Manufacturers of Windows PC laptops cannot have any 10th generation Intel Core i5 or Core i7 chips from the Ice Lake U family with 28W TDP (Thermal Design Power): the processors in question from the Santa Clara multinational are reserved for Apple. The NotebookCheck website reports this, explaining that other manufacturers can obtain CPUs with TDP of 15, 25 watts and 45 watts but that particular type of processor reserved for Apple.
The Core i7-1068G7 model was to be available to manufacturers in the second quarter of the year; Intel removed this product from its ARK database and replaced it with the Core i7-1068NG7, and a Core i5-1038NG7 also appeared here. The "N" variant is basically a chip produced for Apple.
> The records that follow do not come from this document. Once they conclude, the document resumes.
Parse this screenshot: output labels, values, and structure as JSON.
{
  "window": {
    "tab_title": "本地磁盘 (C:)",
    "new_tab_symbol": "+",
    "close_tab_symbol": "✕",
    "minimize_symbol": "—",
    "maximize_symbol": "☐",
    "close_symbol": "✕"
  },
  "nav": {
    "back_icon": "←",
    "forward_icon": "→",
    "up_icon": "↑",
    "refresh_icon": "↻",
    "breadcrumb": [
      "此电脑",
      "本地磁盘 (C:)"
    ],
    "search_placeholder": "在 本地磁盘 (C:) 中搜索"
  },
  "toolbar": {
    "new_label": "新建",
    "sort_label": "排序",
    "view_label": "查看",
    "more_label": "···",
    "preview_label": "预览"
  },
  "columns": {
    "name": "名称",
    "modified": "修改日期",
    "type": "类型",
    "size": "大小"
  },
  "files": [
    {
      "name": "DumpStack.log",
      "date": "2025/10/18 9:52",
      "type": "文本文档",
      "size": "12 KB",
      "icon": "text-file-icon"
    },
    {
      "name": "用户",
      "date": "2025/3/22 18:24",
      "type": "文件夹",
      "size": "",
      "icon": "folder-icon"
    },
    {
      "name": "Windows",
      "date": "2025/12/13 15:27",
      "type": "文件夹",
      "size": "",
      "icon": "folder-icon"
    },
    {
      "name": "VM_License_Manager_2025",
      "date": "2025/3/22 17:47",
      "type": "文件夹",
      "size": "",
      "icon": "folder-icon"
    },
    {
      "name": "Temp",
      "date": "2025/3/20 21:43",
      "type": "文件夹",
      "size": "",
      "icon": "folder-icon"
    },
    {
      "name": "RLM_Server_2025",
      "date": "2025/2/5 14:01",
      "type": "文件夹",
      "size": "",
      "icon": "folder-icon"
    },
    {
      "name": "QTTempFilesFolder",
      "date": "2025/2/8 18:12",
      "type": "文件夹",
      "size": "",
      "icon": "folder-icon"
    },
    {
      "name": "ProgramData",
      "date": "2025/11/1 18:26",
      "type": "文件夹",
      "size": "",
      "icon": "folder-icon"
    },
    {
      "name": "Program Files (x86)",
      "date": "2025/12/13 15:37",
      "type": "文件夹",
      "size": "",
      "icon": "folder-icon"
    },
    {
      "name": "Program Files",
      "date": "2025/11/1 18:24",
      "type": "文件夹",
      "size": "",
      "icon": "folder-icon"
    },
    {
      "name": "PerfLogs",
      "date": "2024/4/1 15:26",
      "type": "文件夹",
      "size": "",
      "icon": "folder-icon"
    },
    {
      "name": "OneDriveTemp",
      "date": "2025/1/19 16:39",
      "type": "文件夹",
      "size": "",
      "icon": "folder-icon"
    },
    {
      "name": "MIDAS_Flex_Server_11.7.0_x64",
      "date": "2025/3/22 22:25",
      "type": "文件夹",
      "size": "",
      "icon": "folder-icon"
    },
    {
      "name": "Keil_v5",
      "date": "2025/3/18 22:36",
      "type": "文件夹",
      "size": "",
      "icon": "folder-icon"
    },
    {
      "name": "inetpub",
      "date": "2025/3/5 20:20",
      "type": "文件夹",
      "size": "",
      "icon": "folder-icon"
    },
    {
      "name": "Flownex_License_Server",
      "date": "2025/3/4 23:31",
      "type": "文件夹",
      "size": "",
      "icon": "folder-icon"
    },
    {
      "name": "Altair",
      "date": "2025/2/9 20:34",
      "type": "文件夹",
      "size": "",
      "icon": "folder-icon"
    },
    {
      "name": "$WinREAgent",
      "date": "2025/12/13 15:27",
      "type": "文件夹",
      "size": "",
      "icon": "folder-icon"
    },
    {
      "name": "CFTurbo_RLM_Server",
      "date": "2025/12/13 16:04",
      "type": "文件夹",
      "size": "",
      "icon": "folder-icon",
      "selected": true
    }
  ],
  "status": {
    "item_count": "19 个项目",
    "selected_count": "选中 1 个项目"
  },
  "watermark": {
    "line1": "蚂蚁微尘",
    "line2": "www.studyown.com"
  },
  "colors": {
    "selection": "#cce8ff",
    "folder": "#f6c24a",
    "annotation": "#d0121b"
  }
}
Confirmation also comes from Geekbench, explaining that these chips are found in the MacBookPro16,2, the four-port Thunderbolt 3 version of the new 13-inch MacBook Pro.
The top of the range MacBook Pro 13 ″ can be configured with Intel Core i5 quadcore 2nd generation 2.0GHz (Turbo Boost up to 3.8GHz) with 6MB shared L3 cache or Intel Core i7 quadcore 10th generation 2.3GHz (Turbo Boost up to 4.1GHz) and 8MB shared L3 cache. Apple, for the time being, the only manufacturer who managed to obtain variants with 28W TDP from Intel. As the NotebookCheck website notes, Windows PC manufacturers can opt for the versions with TDP of 15W, 25W and up to 45W as long as they can integrate an adequate cooling system.
Not the first time that Intel and Apple have collaborated on the anticipated or even exclusive supply of ad hoc processors for laptops and desktop computers by Cupertino. Even in the past, some Intel processors that made their MacBook Air debut were not part of the Santa Clara manufacturer's database and were announced only after the presentation of the laptops in question by the multinational of Cupertino. Intel has granted Apple early access to processors compared to other Windows PC manufacturers, in some cases the CPUs in question have also been made available for other computer brands at a later date.